Once I ordered, from this unfriendly crust, six croissants. She filled my order into a paper bag in the back room where I imagined they were still warm and flaky, straight out of the oven. Paying for the delicious smelling delicacies I took my buttery delights home, gently protecting their million layers of fragile pastry. Now, do you think that they were the angelic creation that I had anticipated? Wrong! This woman had hand picked the blackest briquettes in the joint. I was furious. My French was getting better, my patience worse. An ill wind was blowing her way. I was like a yeast dough left too long, ready to blow into a big ball of goo all over this hag!

Not long after, I found myself and my kids, once again, at the Intermarché. I stepped up to the counter and politely asked for a marguerite. This is a dense bread made by placing balls of dough to rise in the shape of a flower and hence the name. They rise as swollen petals around a round center and tear off, oh, so nicely at dinner. The %@*%! She handed me her favorite, the one she’d been saving for me all day. I’d almost say she was grinning if I wasn’t relying on my (sometimes faulty!) memory. Well folks, let me describe this bread very simply. It wasn’t quite round, as it oughta be. More precisely it looked like a wheel from a vehicle after the sounds ‘flap, flap, flap’ bring it to a shuddering halt. I felt like kicking the old tire, but she was on the other side of the counter holding her hand out for remuneration, if you can believe it.

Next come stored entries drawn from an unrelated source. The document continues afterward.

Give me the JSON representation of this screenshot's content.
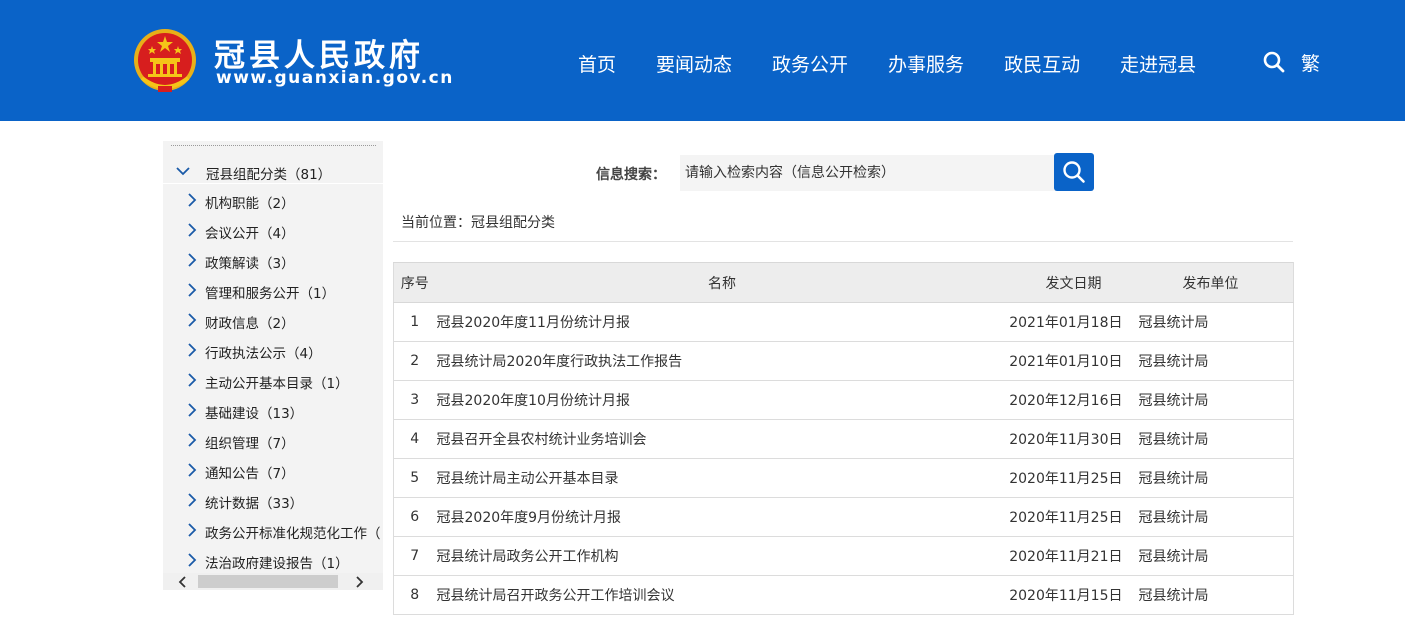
{
  "header": {
    "site_name": "冠县人民政府",
    "site_url": "www.guanxian.gov.cn",
    "nav": [
      "首页",
      "要闻动态",
      "政务公开",
      "办事服务",
      "政民互动",
      "走进冠县"
    ],
    "search_icon": "search-icon",
    "trad_label": "繁",
    "brand_color": "#0a63c8"
  },
  "sidebar": {
    "root": "冠县组配分类（81）",
    "items": [
      "机构职能（2）",
      "会议公开（4）",
      "政策解读（3）",
      "管理和服务公开（1）",
      "财政信息（2）",
      "行政执法公示（4）",
      "主动公开基本目录（1）",
      "基础建设（13）",
      "组织管理（7）",
      "通知公告（7）",
      "统计数据（33）",
      "政务公开标准化规范化工作（",
      "法治政府建设报告（1）"
    ]
  },
  "search": {
    "label": "信息搜索：",
    "placeholder": "请输入检索内容（信息公开检索）"
  },
  "breadcrumb": "当前位置：冠县组配分类",
  "table": {
    "headers": {
      "num": "序号",
      "name": "名称",
      "date": "发文日期",
      "unit": "发布单位"
    },
    "rows": [
      {
        "num": "1",
        "name": "冠县2020年度11月份统计月报",
        "date": "2021年01月18日",
        "unit": "冠县统计局"
      },
      {
        "num": "2",
        "name": "冠县统计局2020年度行政执法工作报告",
        "date": "2021年01月10日",
        "unit": "冠县统计局"
      },
      {
        "num": "3",
        "name": "冠县2020年度10月份统计月报",
        "date": "2020年12月16日",
        "unit": "冠县统计局"
      },
      {
        "num": "4",
        "name": "冠县召开全县农村统计业务培训会",
        "date": "2020年11月30日",
        "unit": "冠县统计局"
      },
      {
        "num": "5",
        "name": "冠县统计局主动公开基本目录",
        "date": "2020年11月25日",
        "unit": "冠县统计局"
      },
      {
        "num": "6",
        "name": "冠县2020年度9月份统计月报",
        "date": "2020年11月25日",
        "unit": "冠县统计局"
      },
      {
        "num": "7",
        "name": "冠县统计局政务公开工作机构",
        "date": "2020年11月21日",
        "unit": "冠县统计局"
      },
      {
        "num": "8",
        "name": "冠县统计局召开政务公开工作培训会议",
        "date": "2020年11月15日",
        "unit": "冠县统计局"
      }
    ]
  }
}
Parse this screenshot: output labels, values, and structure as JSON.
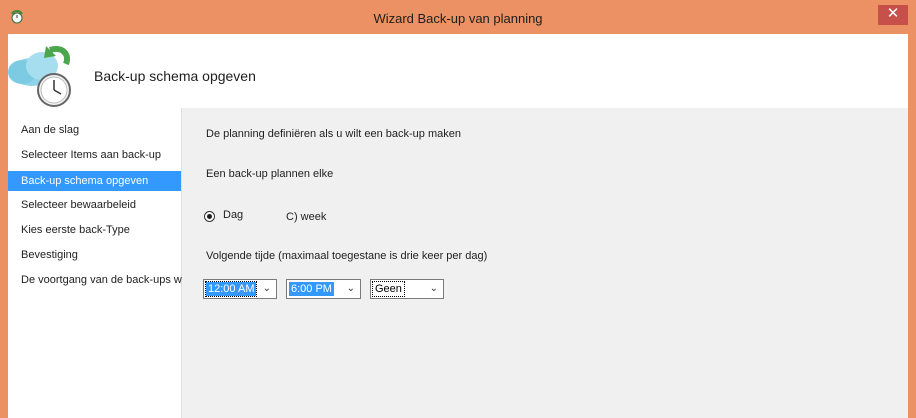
{
  "window": {
    "title": "Wizard Back-up van planning",
    "close_glyph": "✕"
  },
  "header": {
    "heading": "Back-up schema opgeven"
  },
  "sidebar": {
    "steps": [
      {
        "label": "Aan de slag",
        "active": false
      },
      {
        "label": "Selecteer Items aan back-up",
        "active": false
      },
      {
        "label": "Back-up schema opgeven",
        "active": true
      },
      {
        "label": "Selecteer bewaarbeleid",
        "active": false
      },
      {
        "label": "Kies eerste back-Type",
        "active": false
      },
      {
        "label": "Bevestiging",
        "active": false
      },
      {
        "label": "De voortgang van de back-ups wijzigen",
        "active": false
      }
    ]
  },
  "main": {
    "intro": "De planning definiëren als u wilt een back-up maken",
    "frequency_label": "Een back-up plannen elke",
    "options": [
      {
        "label": "Dag",
        "selected": true
      },
      {
        "label": "C) week",
        "selected": false
      }
    ],
    "times_label": "Volgende tijde (maximaal toegestane is drie keer per dag)",
    "time_selects": [
      {
        "value": "12:00 AM"
      },
      {
        "value": "6:00 PM"
      },
      {
        "value": "Geen"
      }
    ]
  },
  "icons": {
    "app": "cloud-clock-icon",
    "wizard": "cloud-backup-clock-icon",
    "close": "close-icon",
    "dropdown": "chevron-down-icon"
  },
  "colors": {
    "frame": "#eb9163",
    "selection": "#3399ff",
    "close_button": "#c7504a"
  }
}
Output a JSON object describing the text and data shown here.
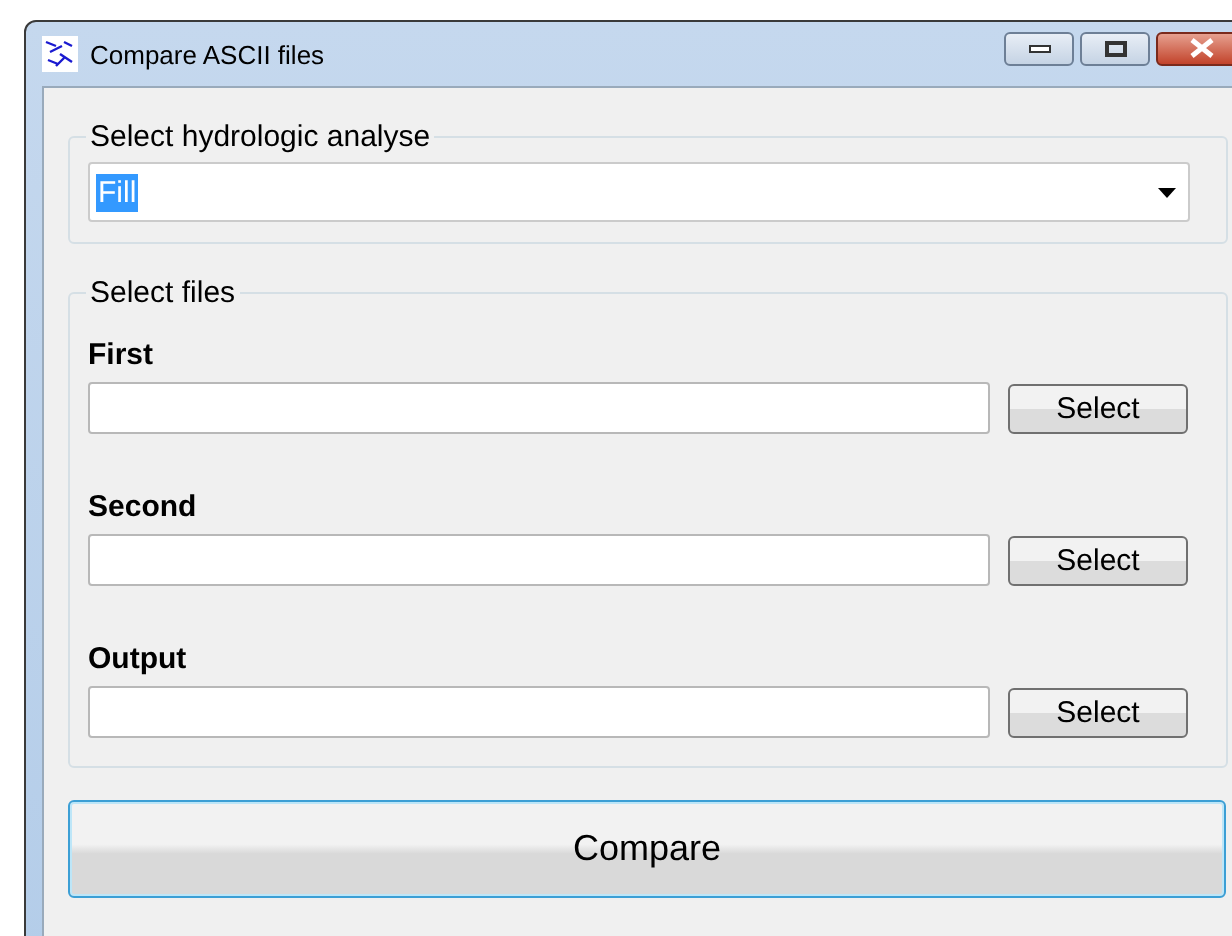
{
  "window": {
    "title": "Compare ASCII files"
  },
  "analysis_group": {
    "title": "Select hydrologic analyse",
    "value": "Fill",
    "text_selected": true
  },
  "files_group": {
    "title": "Select files",
    "fields": [
      {
        "label": "First",
        "button": "Select"
      },
      {
        "label": "Second",
        "button": "Select"
      },
      {
        "label": "Output",
        "button": "Select"
      }
    ]
  },
  "compare_button": "Compare"
}
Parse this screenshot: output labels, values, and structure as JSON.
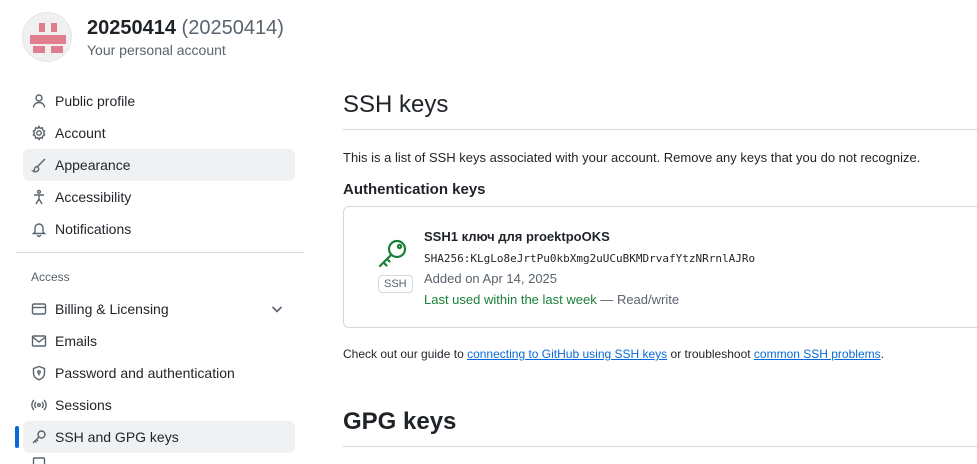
{
  "account": {
    "name": "20250414",
    "login": "(20250414)",
    "subtitle": "Your personal account"
  },
  "sidebar": {
    "items": [
      {
        "label": "Public profile",
        "icon": "person-icon"
      },
      {
        "label": "Account",
        "icon": "gear-icon"
      },
      {
        "label": "Appearance",
        "icon": "paintbrush-icon"
      },
      {
        "label": "Accessibility",
        "icon": "accessibility-icon"
      },
      {
        "label": "Notifications",
        "icon": "bell-icon"
      }
    ],
    "access_heading": "Access",
    "access_items": [
      {
        "label": "Billing & Licensing",
        "icon": "credit-card-icon"
      },
      {
        "label": "Emails",
        "icon": "mail-icon"
      },
      {
        "label": "Password and authentication",
        "icon": "shield-lock-icon"
      },
      {
        "label": "Sessions",
        "icon": "broadcast-icon"
      },
      {
        "label": "SSH and GPG keys",
        "icon": "key-icon"
      }
    ]
  },
  "main": {
    "ssh_title": "SSH keys",
    "intro": "This is a list of SSH keys associated with your account. Remove any keys that you do not recognize.",
    "auth_heading": "Authentication keys",
    "key": {
      "title": "SSH1 ключ для proektpoOKS",
      "fingerprint": "SHA256:KLgLo8eJrtPu0kbXmg2uUCuBKMDrvafYtzNRrnlAJRo",
      "added": "Added on Apr 14, 2025",
      "last_used": "Last used within the last week",
      "access": " — Read/write",
      "badge": "SSH"
    },
    "guide": {
      "prefix": "Check out our guide to ",
      "link1": "connecting to GitHub using SSH keys",
      "middle": " or troubleshoot ",
      "link2": "common SSH problems",
      "suffix": "."
    },
    "gpg_title": "GPG keys"
  },
  "colors": {
    "accent": "#0969da",
    "success": "#1a7f37",
    "avatar": "#e07d8f"
  }
}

She asked for it. For all the lousy loaves gone by, for her bitter manner and unpleasant, unfriendly mug, she was going to pay. On the inside my emotions were rolling around like a spitball on a hot griddle. I forced a poisonous smile and quicker than you could drop a snake from a salad fork, handed her back the blasphemous blight. Having expected some coin, you can imagine the look of short circuit notions running across her face now. “Madame, (I said), “I asked for a loaf of bread, not a flat tire. Give me another. This one is not good. Not even that one; I want that one right there!”

She mumbled something about, “oh something a little less brown?” behind an embarrassed, weak smile and gave me the loaf that I wanted. I paid and felt all my stress magically dissolve. As a matter of a fact I ripped off hunks of the flour dusted crust and handed it to the kids right there and then. Ah, I had done it! And just as an added bit of interest, things changed at the boulangerie for me from that day forward. Oh, the bread was still the same, and the yeasty beast was still as sour as ever, but there was definitely a change in who got the bummer buns, and it wasn’t me any more!